Can’t we just do away with the estimates all together? Yes, absolutely!

There are a great many startup teams that happily build software and ship to customers without ever asking their engineers to estimate. They can skip estimating altogether simply because the total time required to iterate from, “I have an idea for our next feature,” to shipping it is measured in days or even hours. It isn’t worth the cost of spending time estimating.

But most of us do not have that luxury. For better or worse, we work in large organizations, and have big bulky development processes and infrastructures. Projects take weeks or months, rather than days or hours. And we have stakeholders, customers, or investors, who demand — and are entitled to — a clear and responsible answer to the dreaded question: “When will my software be ready?”

In this article, I explain why estimation so hard, what’s at stake, and — when you absolutely have to do it — how to do it right.

The Nature of Digital Products

The only value in a software system, frankly, is in its novelty. Each new software component that is built, anywhere by anyone, only solves a specific and unique set of problems, bounded by a specific context. Once built, by definition, that component is perfectly adapted to its domain and strictly speaking never needs to change. Assuming no changes to its inputs or environment, it should run continuously the exact same way forever. It is automation in the purest sense.

Speaking generally then, automating something with software is a one-time thing. Once a manual process has been automated, once it has been codified into software algorithms and data structures, it can be replicated infinitely. There is never any need to write that exact same software algorithm again. Sure, there is work required to modify and extend it. But software by its nature can be copied at near-zero cost forever.

Of course, things like inputs and environments change all the time. There is plenty of work for engineers to constantly upgrade and tune software to adapt to changes. But in general, software should only have to be written once. Because of that principle, software once written is a commodity.

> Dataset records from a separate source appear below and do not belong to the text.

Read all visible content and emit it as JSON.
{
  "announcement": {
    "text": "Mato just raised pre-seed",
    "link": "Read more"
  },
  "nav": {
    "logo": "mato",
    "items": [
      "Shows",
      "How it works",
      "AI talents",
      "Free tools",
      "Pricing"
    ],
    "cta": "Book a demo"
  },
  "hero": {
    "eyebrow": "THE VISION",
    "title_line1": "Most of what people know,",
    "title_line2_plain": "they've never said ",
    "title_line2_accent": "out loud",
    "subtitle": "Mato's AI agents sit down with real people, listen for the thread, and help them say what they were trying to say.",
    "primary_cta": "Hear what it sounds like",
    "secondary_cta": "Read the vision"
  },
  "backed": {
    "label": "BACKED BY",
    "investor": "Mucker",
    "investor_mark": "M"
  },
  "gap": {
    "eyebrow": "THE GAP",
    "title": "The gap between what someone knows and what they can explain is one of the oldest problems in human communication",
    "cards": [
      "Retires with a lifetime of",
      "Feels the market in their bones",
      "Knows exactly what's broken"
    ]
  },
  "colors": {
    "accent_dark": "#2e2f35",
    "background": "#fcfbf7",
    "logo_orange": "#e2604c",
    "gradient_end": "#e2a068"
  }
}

The cost of designing it, massive; and the cost of copying it onto other computers in identical form, almost nothing.

Of course, in the real world you have software systems for sale that compete with one another in that they purport to do the same thing better, faster, or cheaper than one another. But those competing systems are generalized components, abstracted from the specific case, and not perfectly fit for the unique environment described above. Thus, most of the work required to install a new component is precisely in customizing and fitting it into a specific business context. Things like integrations, configuration, and importing unique data sets become valuable and add to the cost of the software. Again, novelty.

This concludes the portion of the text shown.